Kaoru Takamura’s Lady Joker, Vol. 1 (Soho Crime, Apr.), which received a starred review from PW, is an epic 600-page tale of revenge originally published in 1997. Natsuko Imamura’s The Woman in the Purple Skirt (Penguin Books, June), released in Japan in 2019, is a brisk novel of obsession. Their spring publications mark the authors’ English-language debuts; PW spoke with translators Marie Iida and Allison Markin Powell (Lady Joker) and Lucy North (The Woman in the Purple Skirt) about introducing the acclaimed novels to a new readership.

Did you feel a particular sense of responsibility in translating Lady Joker, a modern classic in Japan?

Marie Iida: Definitely yes.

Allison Markin Powell: There’s the weight of the project itself, and aside from that—it’s just that Takamura is so well known and well respected. She hasn’t been translated into English before, and there’s a reason for that. Her work is very difficult.

What about The Woman in the Purple Skirt, a newer book?

Lucy North: As a translator I feel a tremendous sense of love for the book, and I also feel a terrific sense of responsibility to the writer. Natsuko Imamura’s writing is deceptively simple. She explores loneliness, precarity, exclusion, and victimization in quite complicated ways.

Do thrillers present distinct translation challenges?

LN: There’s an overwhelming sense of loneliness in the narrator [of The Woman in the Purple Skirt]—you get the sense that she isn’t known, even to herself. As a translator I had to make sure that readers gradually picked up the character of the narrator; I had to make this quality of unknownness known to the reader, but in as light a way as possible. At the same time, I had to make sure that the surprise at the end could be a surprise.

MI: For Takamura, so much of her thriller comes from communicating the minutiae of everyday life, and she communicates so much detail in this sort of ritualistic way life unfolds back in the 1990s in Japan. But there’s always that personal crisis or breakdown seething just beneath the surface, and we’re waiting for that to manifest. So it was very important for us to get all the details that Takamura illustrates as accurately as possible.

AMP: Takamura does so much research for her books, and for this book in particular, so we also had to do that research. I think that helped to recreate the minutiae that Marie is talking about, the minutiae of daily life in society and culture and the layers of information and connections among the characters. We knew we needed to gather all those strands and keep them intact.

How do you feel about English-language readers finally getting to experience these books?

LN: It’s wonderful that Imamura’s making her debut in English with this novel in particular.
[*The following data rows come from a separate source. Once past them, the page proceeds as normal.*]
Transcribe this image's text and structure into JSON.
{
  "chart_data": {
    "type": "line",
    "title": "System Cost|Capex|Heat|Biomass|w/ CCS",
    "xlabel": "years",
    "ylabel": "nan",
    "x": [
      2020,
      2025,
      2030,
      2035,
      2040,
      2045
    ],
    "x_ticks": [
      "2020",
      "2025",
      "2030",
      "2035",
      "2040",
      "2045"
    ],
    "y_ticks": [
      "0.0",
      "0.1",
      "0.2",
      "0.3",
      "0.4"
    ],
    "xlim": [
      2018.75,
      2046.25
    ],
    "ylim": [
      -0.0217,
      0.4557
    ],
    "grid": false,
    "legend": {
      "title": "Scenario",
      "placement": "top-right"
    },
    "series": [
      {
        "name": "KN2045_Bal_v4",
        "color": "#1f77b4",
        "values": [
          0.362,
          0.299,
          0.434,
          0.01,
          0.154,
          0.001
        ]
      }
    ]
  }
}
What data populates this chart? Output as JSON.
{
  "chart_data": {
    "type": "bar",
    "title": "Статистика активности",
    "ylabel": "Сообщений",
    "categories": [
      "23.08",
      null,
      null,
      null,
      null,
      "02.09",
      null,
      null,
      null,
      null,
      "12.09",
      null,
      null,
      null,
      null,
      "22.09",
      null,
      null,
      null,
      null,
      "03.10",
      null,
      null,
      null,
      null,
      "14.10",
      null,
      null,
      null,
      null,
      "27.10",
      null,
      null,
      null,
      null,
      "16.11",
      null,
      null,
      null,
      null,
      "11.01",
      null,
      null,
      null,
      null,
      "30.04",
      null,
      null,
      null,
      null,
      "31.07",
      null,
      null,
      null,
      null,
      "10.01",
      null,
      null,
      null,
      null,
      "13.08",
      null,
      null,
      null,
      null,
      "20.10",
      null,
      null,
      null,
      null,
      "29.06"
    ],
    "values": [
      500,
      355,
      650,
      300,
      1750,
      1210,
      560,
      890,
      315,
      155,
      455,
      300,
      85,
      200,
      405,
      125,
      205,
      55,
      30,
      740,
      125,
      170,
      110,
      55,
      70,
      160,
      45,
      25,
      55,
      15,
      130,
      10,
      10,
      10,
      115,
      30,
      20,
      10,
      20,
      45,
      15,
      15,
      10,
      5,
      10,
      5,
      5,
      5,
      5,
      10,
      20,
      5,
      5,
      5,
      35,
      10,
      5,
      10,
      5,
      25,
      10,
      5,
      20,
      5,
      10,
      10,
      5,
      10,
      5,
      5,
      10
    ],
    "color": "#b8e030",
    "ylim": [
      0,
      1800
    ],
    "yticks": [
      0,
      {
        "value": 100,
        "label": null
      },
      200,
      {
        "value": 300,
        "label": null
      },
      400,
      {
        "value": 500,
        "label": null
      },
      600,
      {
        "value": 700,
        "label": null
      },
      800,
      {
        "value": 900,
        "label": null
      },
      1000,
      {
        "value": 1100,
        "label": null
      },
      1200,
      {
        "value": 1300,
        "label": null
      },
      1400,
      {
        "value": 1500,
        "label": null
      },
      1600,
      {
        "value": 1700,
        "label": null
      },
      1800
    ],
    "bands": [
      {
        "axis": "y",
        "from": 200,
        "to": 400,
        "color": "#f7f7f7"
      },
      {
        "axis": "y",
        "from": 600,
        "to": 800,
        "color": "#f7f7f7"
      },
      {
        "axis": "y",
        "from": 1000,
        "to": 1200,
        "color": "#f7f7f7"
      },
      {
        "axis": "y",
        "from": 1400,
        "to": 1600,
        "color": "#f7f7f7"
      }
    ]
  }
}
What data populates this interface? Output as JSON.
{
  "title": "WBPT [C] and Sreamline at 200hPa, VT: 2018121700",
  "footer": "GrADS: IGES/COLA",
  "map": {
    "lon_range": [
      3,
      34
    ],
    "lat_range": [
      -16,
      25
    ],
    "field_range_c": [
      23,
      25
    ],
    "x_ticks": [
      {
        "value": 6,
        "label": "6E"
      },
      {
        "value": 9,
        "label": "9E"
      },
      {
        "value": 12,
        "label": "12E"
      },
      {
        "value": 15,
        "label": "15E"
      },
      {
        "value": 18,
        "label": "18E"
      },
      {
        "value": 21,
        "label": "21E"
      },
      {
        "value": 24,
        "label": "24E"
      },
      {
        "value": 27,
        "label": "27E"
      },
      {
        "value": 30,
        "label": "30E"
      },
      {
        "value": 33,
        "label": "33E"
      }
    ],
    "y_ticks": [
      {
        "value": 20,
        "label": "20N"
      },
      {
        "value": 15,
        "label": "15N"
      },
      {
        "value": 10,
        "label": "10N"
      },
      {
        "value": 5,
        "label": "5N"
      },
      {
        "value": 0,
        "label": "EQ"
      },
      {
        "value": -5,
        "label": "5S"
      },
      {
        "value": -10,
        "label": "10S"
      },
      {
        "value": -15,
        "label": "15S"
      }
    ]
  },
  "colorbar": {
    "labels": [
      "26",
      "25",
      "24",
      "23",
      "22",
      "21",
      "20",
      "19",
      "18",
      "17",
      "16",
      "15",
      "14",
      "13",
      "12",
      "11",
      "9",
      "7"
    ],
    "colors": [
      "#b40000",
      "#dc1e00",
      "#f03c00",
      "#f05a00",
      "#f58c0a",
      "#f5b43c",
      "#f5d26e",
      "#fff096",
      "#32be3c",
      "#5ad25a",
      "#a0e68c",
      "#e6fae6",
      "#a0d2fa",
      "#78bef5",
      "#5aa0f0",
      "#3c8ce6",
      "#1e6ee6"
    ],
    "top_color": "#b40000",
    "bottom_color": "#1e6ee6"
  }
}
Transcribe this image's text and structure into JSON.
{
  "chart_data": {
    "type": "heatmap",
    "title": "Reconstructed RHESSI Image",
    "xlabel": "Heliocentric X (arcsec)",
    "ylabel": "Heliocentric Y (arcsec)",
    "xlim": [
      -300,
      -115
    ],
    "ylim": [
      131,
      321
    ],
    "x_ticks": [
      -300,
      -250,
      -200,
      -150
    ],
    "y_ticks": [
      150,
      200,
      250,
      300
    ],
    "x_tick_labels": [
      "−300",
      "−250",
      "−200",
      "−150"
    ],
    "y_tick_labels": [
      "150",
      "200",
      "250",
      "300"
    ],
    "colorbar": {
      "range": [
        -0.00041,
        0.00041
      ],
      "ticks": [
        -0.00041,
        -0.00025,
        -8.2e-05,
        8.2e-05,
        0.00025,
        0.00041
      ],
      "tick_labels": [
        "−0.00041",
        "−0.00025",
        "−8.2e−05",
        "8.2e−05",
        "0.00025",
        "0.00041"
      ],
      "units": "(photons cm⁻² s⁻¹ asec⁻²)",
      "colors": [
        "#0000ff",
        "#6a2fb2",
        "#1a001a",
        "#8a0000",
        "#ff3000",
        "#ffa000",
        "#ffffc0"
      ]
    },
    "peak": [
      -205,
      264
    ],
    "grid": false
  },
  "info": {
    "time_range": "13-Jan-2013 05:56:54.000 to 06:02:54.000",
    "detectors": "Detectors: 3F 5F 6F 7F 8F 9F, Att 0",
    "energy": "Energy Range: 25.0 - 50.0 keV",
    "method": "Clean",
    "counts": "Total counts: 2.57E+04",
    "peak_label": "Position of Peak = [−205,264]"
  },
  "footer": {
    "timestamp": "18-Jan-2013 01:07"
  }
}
She’d already made a name for herself as a writer, and then she won the Akutagawa Prize with this book, and it became a bestseller in Japan. It’s a short novel, but it’s a masterpiece.

AMP: As you say, [Lady Joker is] a modern classic; people know the author. They know her by reputation. But this book in particular—she touches on certain aspects of society that don’t get put under the spotlight. And the fact that she weaves them in as integral parts of the plot is, I think, really fascinating.

MI: As a Japanese person, I’m so excited to introduce Takamura’s voice into the world, because she’s so important and is active even to this day, not just with her novels, but with social commentary. She has such a sharp eye on Japanese society, where it’s going, and what its position is in the world. I’m looking forward to her book connecting with international readers.